Il pensiero di Gesù è chiaro: vi è una giustizia da portare a compimento, una giustizia sovrabbondante, ma non ancora del tutto evidente a Giovanni e che si manifesterà sempre più nel corso della sua vita e soprattutto nella sua Pasqua. In secondo luogo, le parole che vengono dall’alto sono rivolte a tutti i presenti. Gesù, il Messia, ricolmo di Spirito Santo, viene presentato a Israele e all’intera umanità: è il Figlio amatissimo, in cui il Padre trova tutta la sua compiacenza è l’uomo nuovo che svela pienamente l’uomo all’uomo e gli fa nota la sua altissima vocazione. E le parole:” Tu sei il mio figlio prediletto” sono rivolte anche a noi, scelti e prediletti per essere santi e immacolati al suo cospetto nella carità, predestinati a essere suoi figli adottivi per opera di Gesù Cristo” (Ef 1,4-5).
Ora l’uomo può specchiarsi in Gesù per conoscersi fino in fondo, per fare la verità su di sé. Nel confronto si ritroverà fragile e, insieme, dotato di grandi possibilità: peccatore e destinatario dell’amore misericordioso di Dio; caduto e risollevato dalla bontà onnipotente del Padre. Nel battesimo di Gesù, siamo chiamati a riscoprire il nostro battesimo: rinati dall’acqua e dallo Spirito Santo, siamo figli amati, oggetto della compiacenza di Dio, fratelli tra tanti altri fratelli, investiti della missione di testimoniare e annunciare l’amore sconfinato di Dio Padre.
Dopo la festa del Battesimo di Gesù intraprendiamo il nostro cammino di sequela insieme all’inizio della sua vita pubblica. C’è però bisogno di questa sosta di comprensione della figura di Gesù che ci offre in questa domenica il Vangelo di Giovanni (Gv 1,29-34).

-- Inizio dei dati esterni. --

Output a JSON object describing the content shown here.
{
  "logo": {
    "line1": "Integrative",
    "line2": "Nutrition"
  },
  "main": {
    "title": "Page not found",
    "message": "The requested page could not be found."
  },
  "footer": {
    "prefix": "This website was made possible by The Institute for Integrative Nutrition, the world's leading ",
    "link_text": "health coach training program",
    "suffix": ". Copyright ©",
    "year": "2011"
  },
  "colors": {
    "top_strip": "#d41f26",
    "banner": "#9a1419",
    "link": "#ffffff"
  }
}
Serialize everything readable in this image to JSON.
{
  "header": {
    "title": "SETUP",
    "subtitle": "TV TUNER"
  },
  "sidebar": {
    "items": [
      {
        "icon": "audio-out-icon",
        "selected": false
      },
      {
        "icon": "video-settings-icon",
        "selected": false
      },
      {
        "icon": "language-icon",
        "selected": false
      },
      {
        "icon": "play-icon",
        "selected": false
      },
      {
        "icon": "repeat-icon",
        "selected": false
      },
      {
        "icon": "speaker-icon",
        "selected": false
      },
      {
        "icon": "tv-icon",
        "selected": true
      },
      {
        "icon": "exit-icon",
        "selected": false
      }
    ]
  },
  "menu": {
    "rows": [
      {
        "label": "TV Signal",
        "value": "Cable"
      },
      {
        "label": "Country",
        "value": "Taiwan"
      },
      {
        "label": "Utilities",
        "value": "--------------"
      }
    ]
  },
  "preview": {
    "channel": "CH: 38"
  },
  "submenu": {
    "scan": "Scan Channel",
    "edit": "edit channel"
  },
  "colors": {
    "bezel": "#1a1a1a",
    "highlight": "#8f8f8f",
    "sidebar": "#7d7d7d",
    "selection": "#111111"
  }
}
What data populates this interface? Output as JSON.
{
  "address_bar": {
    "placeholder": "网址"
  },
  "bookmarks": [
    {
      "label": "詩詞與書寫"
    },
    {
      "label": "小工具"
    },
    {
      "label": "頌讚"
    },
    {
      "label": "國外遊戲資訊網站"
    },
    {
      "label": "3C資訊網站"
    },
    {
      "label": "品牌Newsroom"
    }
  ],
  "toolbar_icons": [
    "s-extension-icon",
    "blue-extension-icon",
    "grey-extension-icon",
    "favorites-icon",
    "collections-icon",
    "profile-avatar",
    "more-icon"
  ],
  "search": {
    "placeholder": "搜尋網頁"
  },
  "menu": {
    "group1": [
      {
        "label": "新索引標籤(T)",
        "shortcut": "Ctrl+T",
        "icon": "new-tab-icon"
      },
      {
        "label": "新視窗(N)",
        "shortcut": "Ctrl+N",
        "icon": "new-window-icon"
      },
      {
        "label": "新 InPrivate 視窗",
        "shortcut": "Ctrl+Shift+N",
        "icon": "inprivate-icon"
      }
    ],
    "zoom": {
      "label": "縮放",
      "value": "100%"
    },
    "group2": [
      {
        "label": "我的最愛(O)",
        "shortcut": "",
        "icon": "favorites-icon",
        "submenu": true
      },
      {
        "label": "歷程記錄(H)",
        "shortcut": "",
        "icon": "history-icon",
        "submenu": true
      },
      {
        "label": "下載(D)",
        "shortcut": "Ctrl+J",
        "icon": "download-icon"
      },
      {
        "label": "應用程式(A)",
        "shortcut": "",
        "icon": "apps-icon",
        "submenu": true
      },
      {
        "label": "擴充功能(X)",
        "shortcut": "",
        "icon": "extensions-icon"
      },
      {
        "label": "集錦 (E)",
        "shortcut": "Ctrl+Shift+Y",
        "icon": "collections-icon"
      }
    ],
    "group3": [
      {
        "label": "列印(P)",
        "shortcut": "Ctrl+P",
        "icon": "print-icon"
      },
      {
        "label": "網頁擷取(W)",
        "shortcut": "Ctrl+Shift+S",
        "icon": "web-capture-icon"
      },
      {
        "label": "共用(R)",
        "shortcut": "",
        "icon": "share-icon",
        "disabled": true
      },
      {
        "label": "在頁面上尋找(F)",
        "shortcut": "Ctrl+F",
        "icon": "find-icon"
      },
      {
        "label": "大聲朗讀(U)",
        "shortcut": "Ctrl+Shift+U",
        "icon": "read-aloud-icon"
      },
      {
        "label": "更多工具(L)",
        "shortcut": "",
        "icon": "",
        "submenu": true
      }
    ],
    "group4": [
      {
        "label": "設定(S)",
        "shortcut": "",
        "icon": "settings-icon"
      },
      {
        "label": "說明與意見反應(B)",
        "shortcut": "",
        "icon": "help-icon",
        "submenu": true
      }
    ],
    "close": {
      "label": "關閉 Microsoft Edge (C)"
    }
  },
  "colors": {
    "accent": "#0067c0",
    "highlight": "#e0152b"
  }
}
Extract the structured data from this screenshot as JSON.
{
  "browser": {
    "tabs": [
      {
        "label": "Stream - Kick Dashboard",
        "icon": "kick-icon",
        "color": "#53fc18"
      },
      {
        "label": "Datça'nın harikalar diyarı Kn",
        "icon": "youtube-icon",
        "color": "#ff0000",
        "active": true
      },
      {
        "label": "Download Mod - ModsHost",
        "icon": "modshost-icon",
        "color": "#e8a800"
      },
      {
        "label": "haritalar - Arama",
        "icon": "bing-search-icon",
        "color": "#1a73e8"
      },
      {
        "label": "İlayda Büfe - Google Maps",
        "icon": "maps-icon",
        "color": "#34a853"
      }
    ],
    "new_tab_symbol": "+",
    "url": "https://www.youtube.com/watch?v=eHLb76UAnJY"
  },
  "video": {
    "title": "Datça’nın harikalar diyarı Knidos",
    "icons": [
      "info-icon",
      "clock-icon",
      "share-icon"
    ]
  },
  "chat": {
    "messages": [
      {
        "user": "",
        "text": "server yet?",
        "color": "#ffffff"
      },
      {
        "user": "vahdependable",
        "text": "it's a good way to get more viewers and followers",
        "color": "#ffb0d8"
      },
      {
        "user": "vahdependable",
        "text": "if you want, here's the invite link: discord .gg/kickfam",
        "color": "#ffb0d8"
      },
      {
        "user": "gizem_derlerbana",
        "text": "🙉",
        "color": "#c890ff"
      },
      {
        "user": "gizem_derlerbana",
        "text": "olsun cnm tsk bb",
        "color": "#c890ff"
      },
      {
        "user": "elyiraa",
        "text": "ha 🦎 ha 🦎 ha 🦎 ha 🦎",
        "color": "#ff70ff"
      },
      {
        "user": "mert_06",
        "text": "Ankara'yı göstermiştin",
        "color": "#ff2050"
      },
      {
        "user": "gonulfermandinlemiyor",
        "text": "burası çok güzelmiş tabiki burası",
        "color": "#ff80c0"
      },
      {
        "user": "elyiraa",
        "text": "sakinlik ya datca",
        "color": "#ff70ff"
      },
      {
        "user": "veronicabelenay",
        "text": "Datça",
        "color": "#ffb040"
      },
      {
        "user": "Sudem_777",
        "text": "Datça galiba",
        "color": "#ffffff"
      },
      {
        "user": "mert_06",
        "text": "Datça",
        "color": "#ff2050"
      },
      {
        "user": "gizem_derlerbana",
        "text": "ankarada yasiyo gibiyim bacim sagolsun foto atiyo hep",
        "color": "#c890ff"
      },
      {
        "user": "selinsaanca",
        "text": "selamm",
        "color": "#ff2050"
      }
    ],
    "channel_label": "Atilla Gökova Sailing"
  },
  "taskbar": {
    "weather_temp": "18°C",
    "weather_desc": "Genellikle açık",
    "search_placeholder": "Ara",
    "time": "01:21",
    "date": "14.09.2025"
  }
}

Chi è Gesù? Dietro a chi ci stiamo incamminando? Ci viene in aiuto la testimonianza di Giovanni Battista che ha fatto esperienza e ce lo presenta con la chiarezza e l’audacia dei profeti. “Ecco l’agnello di Dio, colui che toglie il peccato del mondo!” Giovanni Battista termina la sua missione profetica indicandoci l’agnello di Dio. Una formula solenne per indicare ciò che si compie e ciò che inizia. Giovanni presenta chi è più grande di Lui, dandoci un altro indizio sulla figura di Gesù: Lui è più grande, Dio è altro da noi e soprattutto da quello che noi ci aspettiamo. Questi sono i profeti, consapevoli di una grande missione ma coscienti che la grandezza è di colui che si annuncia.
“Ecco”! Un semplice avverbio che ci indica il tempo compiuto, la presenza. E’ invito a guardare verso il Signore, nuovo inizio, nuovo cammino, nuova storia d’amore. “Ecco” davanti a noi colui che toglie e libera dal peccato, da quella radice di egoismo che uccide il mondo.
“Ecco” il messia , il liberatore da quello che inquina il cuore e non permette agli uomini di generare l’amore. “Ecco”, per noi e con noi Dio ha scelto di abitare l’umanità. Risulterà la lezione più difficile da comprendere per gli uomini di ogni tempo, perché forse in fondo preferiamo un Dio un pò lontano, a distanza di sicurezza, giusto quanto basta per non essere richiamati alla nostra profonda e vera vocazione, quella di amare. Perché amare è impegnativo, questo Dio si rivelerà esigente. Giovanni conferma la testimonianza con la sua esperienza personale. Egli è passato dalla non conoscenza alla contemplazione dello Spirito che scendeva su Gesù nelle acque del Giordano.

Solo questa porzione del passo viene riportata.